Todo esto se podría visualizar como si se tratara de un triángulo isósceles. Su base sería la sociedad. Ambos vértices del mismo hablan de lo que todos sabemos y no queremos admitir: a veces sufrimos de soledad en ciudades impersonales y frustrantes, soledad que se siente incluso acompañado. Afortunadamente, en el último vértice hay una luz entre tanta tiniebla, la relación entre Rosa y el polaco Radek. Es algo especial, son dos seres solitarios que quieren dejar de serlo. Se acompañan durante esa extraña noche y ella se plantea, con una lucidez rallana en la locura, marcharse con él. En sus escasas conversaciones aparecen los únicos resquicios de humor que el autor se permite. Ambos son coherentes y desean arreglar sus vidas; como Radek, que repara aparatos estropeados. «La sociedad occidental los tira enteros a la basura pero yo los arreglo», llega a decir.

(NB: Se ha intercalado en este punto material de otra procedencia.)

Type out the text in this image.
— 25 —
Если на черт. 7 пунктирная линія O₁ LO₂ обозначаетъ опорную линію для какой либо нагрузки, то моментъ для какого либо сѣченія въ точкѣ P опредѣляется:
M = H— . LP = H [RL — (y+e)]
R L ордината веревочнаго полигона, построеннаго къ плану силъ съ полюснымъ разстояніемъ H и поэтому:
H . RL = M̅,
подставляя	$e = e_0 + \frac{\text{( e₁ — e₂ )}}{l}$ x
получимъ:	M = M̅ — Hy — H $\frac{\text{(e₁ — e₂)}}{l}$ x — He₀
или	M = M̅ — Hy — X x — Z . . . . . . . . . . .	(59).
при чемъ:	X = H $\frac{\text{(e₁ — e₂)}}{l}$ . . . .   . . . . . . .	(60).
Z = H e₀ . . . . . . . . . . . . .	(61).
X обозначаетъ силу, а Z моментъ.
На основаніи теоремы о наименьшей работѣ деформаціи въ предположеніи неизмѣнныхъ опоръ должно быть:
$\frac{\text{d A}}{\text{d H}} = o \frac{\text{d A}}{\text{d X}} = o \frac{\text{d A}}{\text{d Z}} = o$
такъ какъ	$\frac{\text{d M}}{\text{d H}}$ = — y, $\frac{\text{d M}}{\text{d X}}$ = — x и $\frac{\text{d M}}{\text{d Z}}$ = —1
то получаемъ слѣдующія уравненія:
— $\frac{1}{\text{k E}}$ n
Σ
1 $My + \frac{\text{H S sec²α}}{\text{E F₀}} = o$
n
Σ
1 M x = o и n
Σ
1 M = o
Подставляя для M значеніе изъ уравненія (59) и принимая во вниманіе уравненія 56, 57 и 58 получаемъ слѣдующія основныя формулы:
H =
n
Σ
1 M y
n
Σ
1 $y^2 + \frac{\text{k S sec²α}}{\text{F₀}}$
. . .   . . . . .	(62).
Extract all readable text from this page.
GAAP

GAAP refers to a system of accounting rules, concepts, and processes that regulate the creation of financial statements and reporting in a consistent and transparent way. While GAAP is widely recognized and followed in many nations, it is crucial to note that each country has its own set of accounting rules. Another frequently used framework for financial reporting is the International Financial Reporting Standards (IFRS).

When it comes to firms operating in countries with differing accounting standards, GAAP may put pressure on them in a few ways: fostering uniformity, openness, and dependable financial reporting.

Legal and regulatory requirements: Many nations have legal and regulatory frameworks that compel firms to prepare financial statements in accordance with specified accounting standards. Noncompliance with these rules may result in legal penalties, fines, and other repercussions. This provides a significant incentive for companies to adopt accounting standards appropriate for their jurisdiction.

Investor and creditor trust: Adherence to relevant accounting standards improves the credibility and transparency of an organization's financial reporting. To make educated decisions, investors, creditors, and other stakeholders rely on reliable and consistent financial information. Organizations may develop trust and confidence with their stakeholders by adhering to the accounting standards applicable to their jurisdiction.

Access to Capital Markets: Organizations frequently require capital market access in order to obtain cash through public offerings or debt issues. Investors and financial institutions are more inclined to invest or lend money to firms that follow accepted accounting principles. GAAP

Poco más. Valorar las numerosas imágenes sugerentes que se desprenden de la película, el escaso pero efectivo tema musical que acompaña momentos clave, y muy en especial las interpretaciones tanto de Jan Budar como sobre todo de Carmen Machi que, tras intercalar papeles cómicos con otros dramáticos, asume un riesgo al reinventarse como una Rosa magistral en su contención y rara comicidad. Lo que parece sencillo es siempre lo más difícil. Javier Rebollo realiza una obra moderna, poco convencional y nada comercial, y da en la tecla. Pero amig@s, por desgracia seguirá su camino de cinta minoritaria. Para disfrutarla no hacen falta gafas 3-D, solo un poco de paciencia, sensibilidad y algún que otro licor de grado medio/alto, como el que disfruté mientras la veía. Lingotazo de ginjihna portuguesa en petaca plateada.

Hablando de «alegrías pal cuerpo, Macarena», me ha venido un fogonazo final: Jo, ¡qué noche! (Martin Scorsese, 1985) + Pastillita de Trankimazin= La mujer sin piano.

P.d. Si habéis leído esto, sois la resistencia…

Alan Smithee, jr.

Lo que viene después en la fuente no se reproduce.